Jusqu’à la 100e page, j’ai cru que je m’étais trompé de bouquin, sans l'ombre d'un jeton ou d'une carte. Mais non. Car les 200 suivantes sont consacrées à 80% à un méga tournoi de poker, un winner-take-all de 3.000 concurrents avec à la clé un appartement parisien de 100 mètres carrés. En pleine crise du logement !

 

La belle écriture de l’auteur sert une histoire touffue qui se visualise comme un film – d’ailleurs un scénario pourrait en être tiré et ça pourrait faire un film-culte s’il est tourné intelligemment. Dans le descriptif des coups de poker, l’auteur commet pas mal de fautes techniques mais ce n’est pas grave puisque le poker est un argument, ce n’est pas le sujet du livre.
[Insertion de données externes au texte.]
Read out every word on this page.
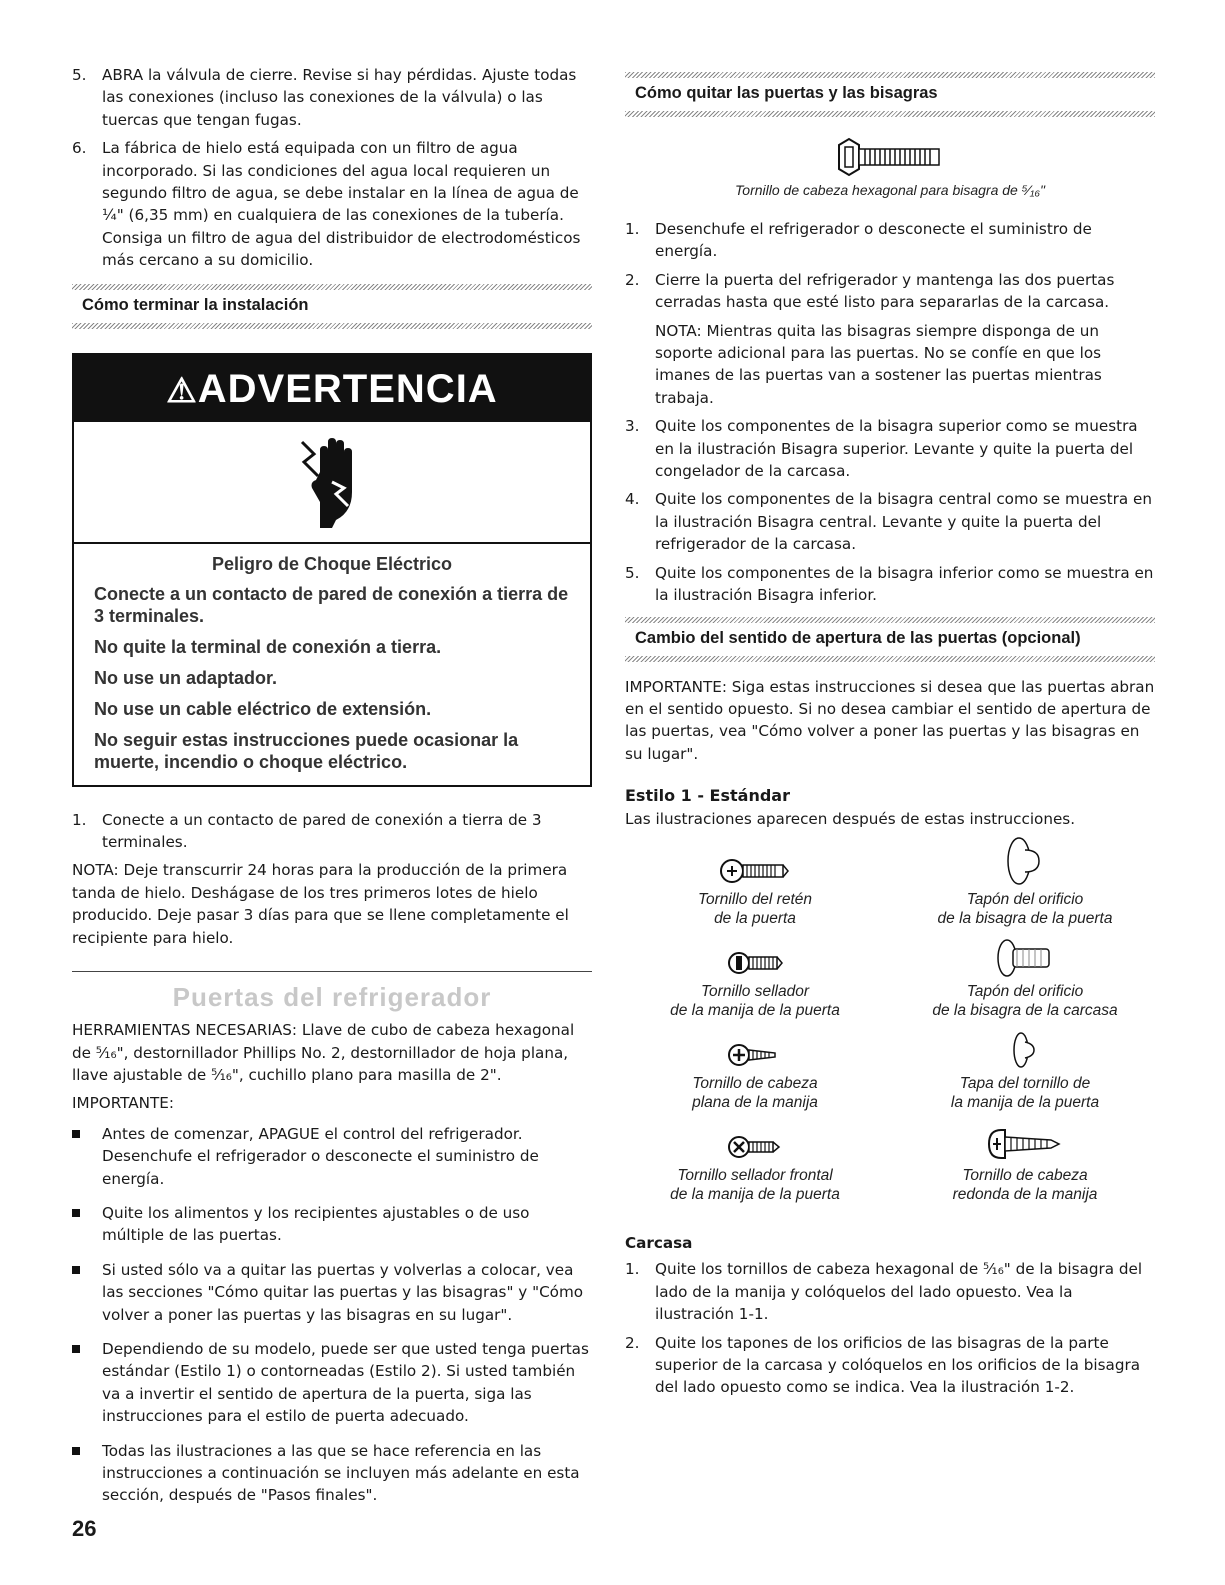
5. ABRA la válvula de cierre. Revise si hay pérdidas. Ajuste todas las conexiones (incluso las conexiones de la válvula) o las tuercas que tengan fugas.
6. La fábrica de hielo está equipada con un filtro de agua incorporado. Si las condiciones del agua local requieren un segundo filtro de agua, se debe instalar en la línea de agua de ¼" (6,35 mm) en cualquiera de las conexiones de la tubería. Consiga un filtro de agua del distribuidor de electrodomésticos más cercano a su domicilio.
Cómo terminar la instalación
⚠ADVERTENCIA
Peligro de Choque Eléctrico
Conecte a un contacto de pared de conexión a tierra de 3 terminales.
No quite la terminal de conexión a tierra.
No use un adaptador.
No use un cable eléctrico de extensión.
No seguir estas instrucciones puede ocasionar la muerte, incendio o choque eléctrico.
1. Conecte a un contacto de pared de conexión a tierra de 3 terminales.

NOTA: Deje transcurrir 24 horas para la producción de la primera tanda de hielo. Deshágase de los tres primeros lotes de hielo producido. Deje pasar 3 días para que se llene completamente el recipiente para hielo.

Puertas del refrigerador

HERRAMIENTAS NECESARIAS: Llave de cubo de cabeza hexagonal de ⁵⁄₁₆", destornillador Phillips No. 2, destornillador de hoja plana, llave ajustable de ⁵⁄₁₆", cuchillo plano para masilla de 2".

IMPORTANTE:

Antes de comenzar, APAGUE el control del refrigerador. Desenchufe el refrigerador o desconecte el suministro de energía.
Quite los alimentos y los recipientes ajustables o de uso múltiple de las puertas.
Si usted sólo va a quitar las puertas y volverlas a colocar, vea las secciones "Cómo quitar las puertas y las bisagras" y "Cómo volver a poner las puertas y las bisagras en su lugar".
Dependiendo de su modelo, puede ser que usted tenga puertas estándar (Estilo 1) o contorneadas (Estilo 2). Si usted también va a invertir el sentido de apertura de la puerta, siga las instrucciones para el estilo de puerta adecuado.
Todas las ilustraciones a las que se hace referencia en las instrucciones a continuación se incluyen más adelante en esta sección, después de "Pasos finales".
Cómo quitar las puertas y las bisagras
Tornillo de cabeza hexagonal para bisagra de ⁵⁄₁₆"
1. Desenchufe el refrigerador o desconecte el suministro de energía.
2. Cierre la puerta del refrigerador y mantenga las dos puertas cerradas hasta que esté listo para separarlas de la carcasa.

NOTA: Mientras quita las bisagras siempre disponga de un soporte adicional para las puertas. No se confíe en que los imanes de las puertas van a sostener las puertas mientras trabaja.

3. Quite los componentes de la bisagra superior como se muestra en la ilustración Bisagra superior. Levante y quite la puerta del congelador de la carcasa.
4. Quite los componentes de la bisagra central como se muestra en la ilustración Bisagra central. Levante y quite la puerta del refrigerador de la carcasa.
5. Quite los componentes de la bisagra inferior como se muestra en la ilustración Bisagra inferior.
Cambio del sentido de apertura de las puertas (opcional)

IMPORTANTE: Siga estas instrucciones si desea que las puertas abran en el sentido opuesto. Si no desea cambiar el sentido de apertura de las puertas, vea "Cómo volver a poner las puertas y las bisagras en su lugar".

Estilo 1 - Estándar

Las ilustraciones aparecen después de estas instrucciones.

Tornillo del retén
de la puerta
Tapón del orificio
de la bisagra de la puerta
Tornillo sellador
de la manija de la puerta
Tapón del orificio
de la bisagra de la carcasa
Tornillo de cabeza
plana de la manija
Tapa del tornillo de
la manija de la puerta
Tornillo sellador frontal
de la manija de la puerta
Tornillo de cabeza
redonda de la manija

Carcasa

1. Quite los tornillos de cabeza hexagonal de ⁵⁄₁₆" de la bisagra del lado de la manija y colóquelos del lado opuesto. Vea la ilustración 1-1.
2. Quite los tapones de los orificios de las bisagras de la parte superior de la carcasa y colóquelos en los orificios de la bisagra del lado opuesto como se indica. Vea la ilustración 1-2.
26
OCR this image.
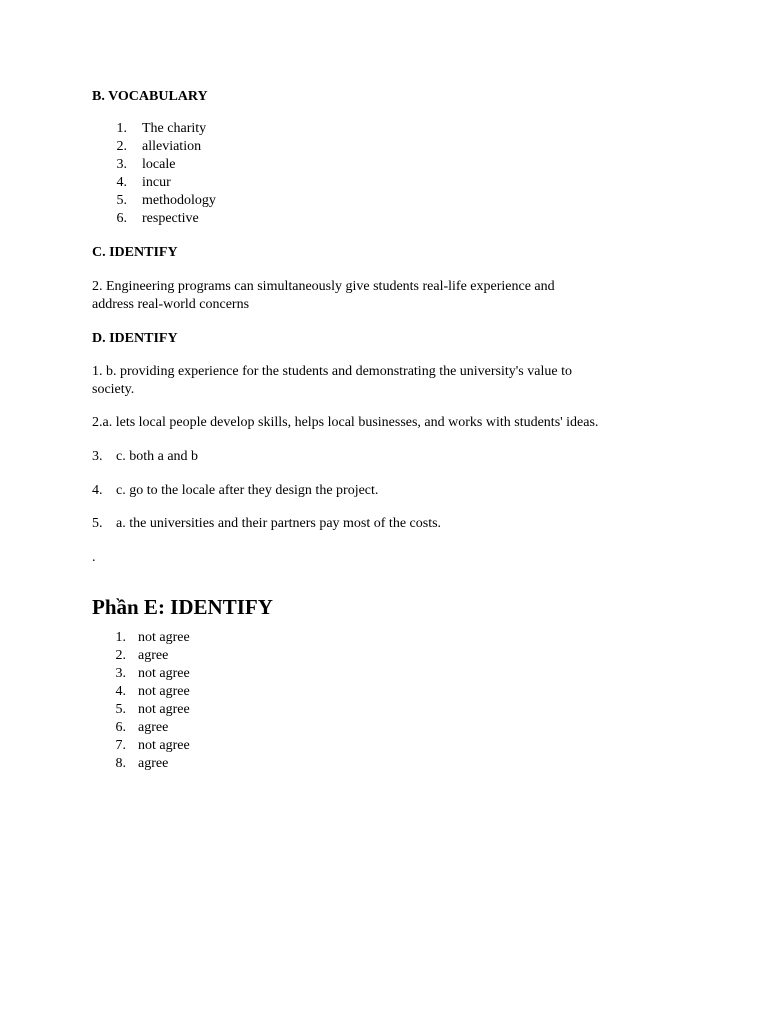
B. VOCABULARY
1. The charity
2. alleviation
3. locale
4. incur
5. methodology
6. respective
C. IDENTIFY
2. Engineering programs can simultaneously give students real-life experience and
address real-world concerns
D. IDENTIFY
1. b. providing experience for the students and demonstrating the university's value to
society.
2.a. lets local people develop skills, helps local businesses, and works with students' ideas.
3. c. both a and b
4. c. go to the locale after they design the project.
5. a. the universities and their partners pay most of the costs.
.
Phần E: IDENTIFY
1. not agree
2. agree
3. not agree
4. not agree
5. not agree
6. agree
7. not agree
8. agree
Ce qui compte, ce sont les émotions, les espoirs, les larmes… et la morale, qui préoccupe l'auteur au point de faire subir à ses personnages les derniers outrages métaphysiques. Néanmoins l’auteur, bien que non spécialiste du poker, a tout compris de sa nature, à un point tel qu'avec son regard extérieur, il met en lumière certains aspects auxquels un spécialiste n'aurait pas forcément pensé.

 

Quelques phrases qui donnent un aperçu de l’ambiance…

« Il s’aperçoit qu’il s’est toujours réfugié dans l’échec comme dans une pureté. »

« La table est un miroir. Si tu as confiance en toi, elle te rendra ta confiance. Si tu as peur, elle te rendra ta peur. »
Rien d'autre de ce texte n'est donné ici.